Tales from the Inner City

In this new collection of 25 short stories, Shaun Tan explores the relationships between animals and humans in the city. It’s deep, dark stuff filled with revelatory truths. In a story about a pig, we are confronted with the reality of our diet. In a story about a sheep we encounter the hopelessness of individual gestures in the face of industrial stasis. We consider immigration through a story about lungfish. In stories of parrots and butterflies, we realise the sheer inadequacy of language to encapsulate the non-human world. There are echoes of Ted Hughes’ Iron Woman throughout, particularly in a story about frogs and capitalism. Like the Iron Woman, Tan is unwavering and angry and brimming with love.
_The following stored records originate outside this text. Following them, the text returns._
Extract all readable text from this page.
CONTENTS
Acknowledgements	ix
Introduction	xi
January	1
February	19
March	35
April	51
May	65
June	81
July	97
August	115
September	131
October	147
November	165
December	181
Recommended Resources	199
Each story leaves you reeling, with so much to reflect upon and discuss. It is impossible to come away unchanged.

The paintings that illustrate each tale are luminously beautiful, but also deep and considered. Animals are presented with dignity and selfhood. The variance in their stance and gaze is striking. A sheep glares out accusingly, insisting we acknowledge its life-force. A pig turns its back in horror at our actions. An owl confronts us, unknowable and unflinching. A cat looks to the horizon, carrying refugee humans through a storm to safety. The wildness of the fox is indescribable. The painting I return to most, however, is the snails and their beautiful dance. In this spread Tan captures the magnificence and transcendence of love.

Tan’s latest collection of allegories feel almost biblical in their potency and reach. A truly great work of art. Suitable for everybody aged 12 and up.